Квакал и молодой лягушонок но имени Чока. Прозвали его так за то, что он, открывая рот, очень красиво причокивал. Это нравилось всем, и Чоку считали талантливым. Были у него и другие достоинства: он отлично прыгал, на целый час заныривал в тину, имел на спине два золотистых пятнышка, что и вовсе считалось необыкновенным.
— Какой кррасавец! — скрипели старые лягушки, жмуря желтые ослепшие глазки. — Каких головастиков нар-родит !
Чока слушал их, и ему становилось обидно: «Как они глупы! Всю жизнь киснут в этом болоте и думают о каких-то головастиках!..» Он выползал на широкий лист кувшинки, надолго задумывался. Грело солнце, звенели комары, душно парило болото и тонко пах белый цветок кувшинки. Было смутно, сонно, влажно вокруг. Чока щурился, вглядываясь в древние деревья на опушке леса, они казались мутно-зелеными и тоже туманными: Чока хорошо видел только то, что было рядом с ним, даже края болота ему мерещились, как во сне. Но все равно он упрямо глядел на опушку, в темные провалы между деревьями, а когда поднимал голову, глох и слеп от сияющей бездны неба. Он уставал сидеть на листе кувшинки, у него высыхала кожа — от этого поднимался в теле необыкновенный жар, — однако он не позволял себе нырнуть в воду: еще рано, еще мало собралось вокруг обеспокоенных сородичей, гадающих: «О чем так глубоко задумался Чока?..»

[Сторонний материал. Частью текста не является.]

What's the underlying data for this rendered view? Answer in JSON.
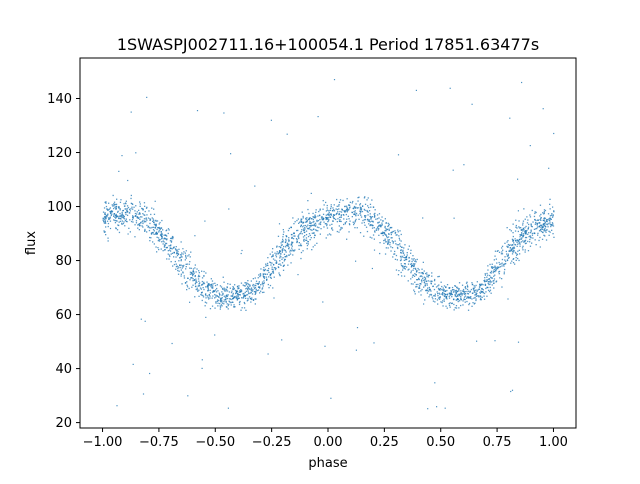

Лягушата и лягушечки больше взрослых пялили глаза на Чоку, открывали ротики и пробовали часто и трудно дышать — как это делал Чока. Они очень хотели быть похожими на него, чтобы и их хвалили за какие-нибудь таланты, но терпение у них было маленькое, как раз такое, чтобы выждать и слизнуть языком с травинки комара, и трудно дышать они могли совсем недолго.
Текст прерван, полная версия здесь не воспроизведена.